In the 1980s, the ICJ ruled on the case of the border dispute between Burkina Faso and Mali. It stated: ‘Whether in frontier delimitations or in international territorial conflicts, maps merely constitute information which varies in accuracy from case to case; of themselves, and by virtue solely of their existence, they cannot constitute a territorial title, that is, a document endowed by international law with intrinsic legal force for the purpose of establishing territorial rights.

‘Of course, in some cases, maps may acquire such legal force, but where this is so, the legal force does not arise solely from their intrinsic merits; it is because such maps fall into the category of physical expressions of the will of the State or States concerned.

‘This is the case, for example, when maps are annexed to an official text of which they form an integral part. Except in this clearly defined case, maps are only the extrinsic evidence of varying reliability or unreliability which may be used, along with other evidence of a circumstantial kind, to establish or reconstitute the real facts.’

Crucially, it noted that ‘…except when maps are in the category of a physical expression of the will of the state, they cannot in themselves alone be treated as evidence of a frontier since, in that event they would form an irrebuttable presumption, tantamount, in fact to legal title.’

Indian Customs routinely stamp these words on maps in foreign journals: ‘The external boundaries of India as depicted are neither accurate nor authentic.’ The Economist of London has regularly put this comic device to ridicule. It provides the key words to the full exposure of the map on the internet. India has enacted two statutes to ensure legal bans on maps that do not toe the official line.

According to India’s Criminal Law (Amendment)) Act, 1961, the state can imprison anyone who ‘questions’ the territorial integrity of India whether by ‘words’, spoken or written, or by ‘visual representation’ or by ‘signs’. The Criminal Law (Amending) Act, 1990 states: ‘Whoever publishes a map of India, which is not in conformity with maps of India as published by the Survey of India, shall be punishable with imprisonment which may extend to six months, or with fine, or with both.’

The 1961 law requires proof that the map’s publication is ‘likely to be prejudicial to the interests of the safety and security of India’. The 1990 act dispenses with such niceties.

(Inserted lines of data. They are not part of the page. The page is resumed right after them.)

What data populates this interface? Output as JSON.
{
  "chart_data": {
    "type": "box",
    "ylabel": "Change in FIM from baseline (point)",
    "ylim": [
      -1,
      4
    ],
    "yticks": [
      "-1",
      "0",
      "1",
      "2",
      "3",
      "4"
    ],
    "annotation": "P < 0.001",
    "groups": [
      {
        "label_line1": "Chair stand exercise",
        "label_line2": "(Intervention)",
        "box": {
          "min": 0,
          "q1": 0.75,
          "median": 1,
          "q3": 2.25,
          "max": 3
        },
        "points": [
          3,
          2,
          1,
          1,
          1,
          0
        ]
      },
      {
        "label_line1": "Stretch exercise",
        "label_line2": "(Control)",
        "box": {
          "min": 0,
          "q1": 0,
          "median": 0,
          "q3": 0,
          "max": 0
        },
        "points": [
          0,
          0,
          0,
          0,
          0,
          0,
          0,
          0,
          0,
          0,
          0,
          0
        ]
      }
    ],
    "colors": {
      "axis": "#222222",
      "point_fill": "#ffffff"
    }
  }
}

It is hard to see how any map, or for that matter any writing, can upset a country’s sovereignty. That surely depends on the facts of history and the country’s military strength. The effect of the government’s stance is to stifle free speech on sensitive issues such as Kashmir and the boundary question.

Citizens have the right to say that Kashmir is a disputed region and that the northern boundary is wrongly depicted in official maps. Laws that do not uphold this right are unconstitutional.

The expression ‘cartographic aggression’ is puerile. Maps have some evidentiary value only if published before the dispute arose.

After its statutory rape of Kashmir on August 5, 2019, India published a new map on November 3, 2019, depicting the result of that statutory crime. Both acts violate the Shimla Pact which says, ‘Neither side shall unilaterally alter the situation.’

 

Dawn.com, September 5. AG Noorani is an author and a lawyer.